Hey !
Un chapitre assez long aujourd'hui ! Il a été écrit d'une traite, j'en suis plutôt content. J'espère qu'il vous plaira !
(TW en fin de chapitre)
Merci à Ya pour sa relecture, et bonne lecture !
Juste une petite erreur
Julian
.
Le trajet passe plus vite avec une paire d'écouteurs dans les oreilles. Julian s'en fait la réflexion alors qu'il quitte le bus sur les premières notes de Diary of jane. Il fredonne plus vite que le rythme de la musique, traverse la rue sans regarder et rejoint l'adresse que Natiqa lui a filée.
[Je suis en bas]
[A1563b pour le code.
C'est au troisième, t'as l'ascenseur au fond du couloir.]
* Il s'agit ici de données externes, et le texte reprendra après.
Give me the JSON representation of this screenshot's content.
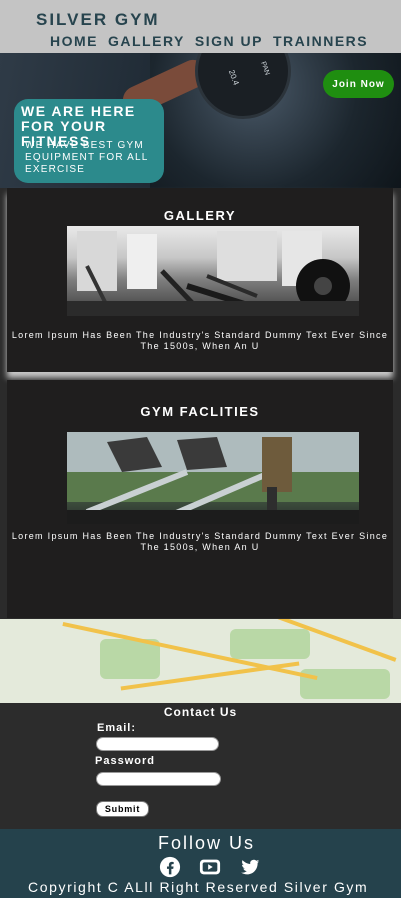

Une soirée. C'est exactement ce qu'il lui faut pour se changer les idées.
Sa pote n'a pas eu à insister longtemps pour le convaincre de venir. Ça fait des jours qu'il a se truc au fond du ventre qui tire. Cette trouille stupide qui l'empêche de réviser. Sauf que Julian ne peut pas se permettre de laisser les cours de côté. Il a ses examens à la fin de l'année, le bac qui l'attend et la médecine derrière. Des mois qu'il taf dur pour atteindre cet objectif - et ce sera pire l'année prochaine - il ne peut pas lâcher maintenant.
Alors il va se vider la tête un bon coup, avaler une grande tasse de café demain et retourner engranger des connaissances à la pelle.
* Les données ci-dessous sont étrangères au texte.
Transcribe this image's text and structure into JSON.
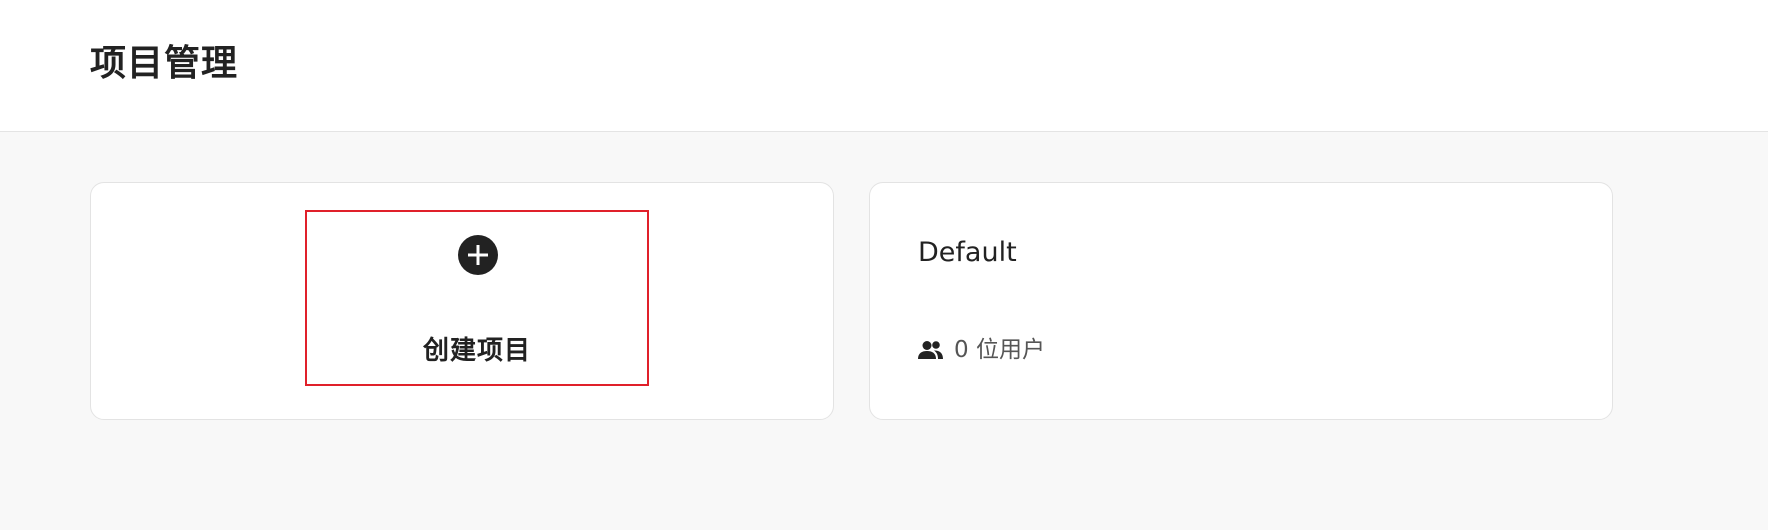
{
  "header": {
    "title": "项目管理"
  },
  "create_card": {
    "icon": "plus-circle-icon",
    "label": "创建项目",
    "highlight_color": "#e0202a"
  },
  "projects": [
    {
      "name": "Default",
      "members_icon": "users-icon",
      "members_text": "0 位用户"
    }
  ]
}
— Mec, quand est-ce que t'as dormi pour la dernière fois ?
C'est sur cette formule chaleureuse que Nat' l'accueille, sa bière dans la main. Elle est déjà éméchée et il entend la musique qui frappe dans le salon inconnu, derrière elle. Il y a du monde – pas trop. Assez de masse pour s'y fondre. Parfait.
— Hier. Je crois.
— Tu sais que si tu bosses au lieu de pioncer, c'est contre productif ?
Elle lui colle une bouteille entre les mains comme on file un Doliprane à un malade, bouteille qu'il porte à sa bouche. La rencontre avec la capsule le surprend. Oups. Ignorant le rire de son amie, il fouille sa poche et sort son briquet.
— Je dors. Des fois.
— Ouais, ouais.
Dedans, il y a les gens qui bougent et ceux qui sont avachis sur le canapé. Il aperçoit un balcon immense où les invités font tourner ce qui doit sans doute être un joint, autour d'une table pleine de bouffe. Parfait. Il ira voir quand il aura bu. Sa priorité, pour les minutes qui viennent, c'est d'enfermer ce qu'il lui reste de raison dans les brumes agréables de l'alcool.
— C'est Asra qui te tient éveillé ? elle plaisante.
— Asra ? Err, non. Enfin, pas vraiment. Il est pas…
Complètement.
— Détends-toi gars. Je déconne. C'est un morpion sage, ton mec.
Un morpion sage… Oh, si elle savait. Asra est un angelot, mais il n'en a pas moins les mains baladeuses. Pas au point de tenir toute la nuit, cependant. Il ne reste presque jamais dormir chez sa tante.
Mais oui, en un sens, c'est bien Asra qui le tient éveillé.
Julian s'envoie une longue gorgée de bière. De la brune. Amère comme il aime, parfaite pour lui retourner l'estomac.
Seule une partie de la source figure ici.